Özelleştimeler başlamadan evvel bize, yani halka, ucuzluk, verimlilik, hatta üretkenli vaat etmemiş miydi? Burada konu özelleştimelerinde ötesinde. daha doğrusu satışların ötesinde, zenginlere daha da zenginleşsin diye bağışlanan kamu ve şahıs mülklerinden bahsedeceğim. Kapitalizm, Adam Simith'in yazdığı gibi serbest piyasa rejimi olmadığı gibi ; John Locke'un yazdığı gibi özel mülkün güvenceye alınması rejimi de değildir. Büyük kapitalistlerin mülklerinin ve gelirlerinin savunulmasıdır. Bu açıdan feodalitenin devamıdır. Feodalitedeki toprak sahiplerinin yerini, sermaye sahipleri almıştır. Feodallerin, topraksız köylüler ve küçük toprak sahipleri ile olan kavgasının yerini; burjuvalar işçi ve küçük burjuvalarla olan kavgası almıştır. Küçük burjuvalar ve lümpen proleterya, bu kavgada burjuvadan yana olursa, zenginleşeceğini zanneder.  Karl Marks'ta,  Paris komünü sırasında orduyu destekleyen esnafla alay eder. İsyan bastırılnca burjuvalar, esnaftan alacaklarını hacizle tahsil etti ve onları sefil hale getirdi. Avrupa ve Kuzey Amerika işçi sınıfı ve küçük burjuvasının da böyle şeyler yaşadıkça akıllandı. Sosyalist yada komünist bir düzen kurmadılar yada kuramadularsa da, kendilerini burjuvalara ezdirmemeyi öğrendiler. Kapitlaizmi kendi çıkarlarına göre yönlendirdiler. Sendikalar her zaman siyasette kendi sınıfının çıkarını düşünerek çalışır ve sendika üyeleri de sendikaları buna göre yönlendirir.

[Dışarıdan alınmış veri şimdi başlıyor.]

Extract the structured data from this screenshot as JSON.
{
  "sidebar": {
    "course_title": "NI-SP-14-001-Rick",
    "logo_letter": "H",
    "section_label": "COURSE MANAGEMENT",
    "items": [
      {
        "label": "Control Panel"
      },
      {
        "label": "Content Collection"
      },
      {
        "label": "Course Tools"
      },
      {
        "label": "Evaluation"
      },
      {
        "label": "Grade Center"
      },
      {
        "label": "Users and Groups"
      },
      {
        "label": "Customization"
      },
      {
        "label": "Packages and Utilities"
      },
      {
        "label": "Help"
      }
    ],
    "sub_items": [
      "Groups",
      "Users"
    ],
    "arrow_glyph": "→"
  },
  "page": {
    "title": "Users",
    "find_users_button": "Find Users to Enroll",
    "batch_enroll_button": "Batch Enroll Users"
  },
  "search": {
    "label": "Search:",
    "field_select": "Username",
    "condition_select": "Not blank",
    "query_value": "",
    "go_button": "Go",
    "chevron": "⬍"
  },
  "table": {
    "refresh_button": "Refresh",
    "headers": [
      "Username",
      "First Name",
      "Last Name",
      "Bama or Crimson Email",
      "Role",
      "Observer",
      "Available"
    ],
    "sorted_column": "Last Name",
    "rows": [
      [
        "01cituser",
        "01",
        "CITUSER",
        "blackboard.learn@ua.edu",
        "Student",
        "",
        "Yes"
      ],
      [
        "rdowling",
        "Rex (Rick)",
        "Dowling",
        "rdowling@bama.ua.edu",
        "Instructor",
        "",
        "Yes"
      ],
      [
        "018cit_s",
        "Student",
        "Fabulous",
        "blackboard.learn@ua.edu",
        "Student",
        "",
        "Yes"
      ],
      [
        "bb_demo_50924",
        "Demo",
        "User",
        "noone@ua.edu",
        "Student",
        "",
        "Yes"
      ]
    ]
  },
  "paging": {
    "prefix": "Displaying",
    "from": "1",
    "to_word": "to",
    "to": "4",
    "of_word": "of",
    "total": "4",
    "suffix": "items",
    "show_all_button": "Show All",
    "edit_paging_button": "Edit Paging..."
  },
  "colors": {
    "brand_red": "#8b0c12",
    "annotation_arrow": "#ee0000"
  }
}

Orta çağda nasıl ki krallar-sultanlar, birilerini şövalye-sör ilan eder, mir-hassa-arpalık (atların beslenmesi için) topraklar dağıtırdı; şimdi de devletler birilerine teşvik kreedileri ve yok pahasına kamu mülkü verip, zenginleşmesini sağlıyor. Orta çağda köylüler ara ara isyan ederek, bu mülkleri geri alır yada almaya çalışırdı. Günümüzde de benzeri oluyor. İspanya'da, General Franco ve etrafındakilere bağışlanan kamu mülkleri, neredeyse elli yıl sonra parça parça geri alındı. Franko ve etrafındakilerin mezarları da şehitliklerden, katedrallerden birer ikişer koparıp, aile kabristanlarına gömdü. İspanya'nın bunu yapması için Franko iktidarının ardından kırk yıl kadar zaman geçmesi gerekti ve kırk yıldan sonra da parça parça yapabildi bunu. Bu kırk yıl içinde on dört yıllık keisntisiz sosyalist (sosyal demokrtat) tek parti iktidarı da vardı. On dört sene boyunca tek parti olarak İspanya'yı yöneten sosyalsitler, Franco'nun mezarını taşıyacak, Franco ailesene bağışlanan mülkleri geri alacak kadar muktedir olamamıştı.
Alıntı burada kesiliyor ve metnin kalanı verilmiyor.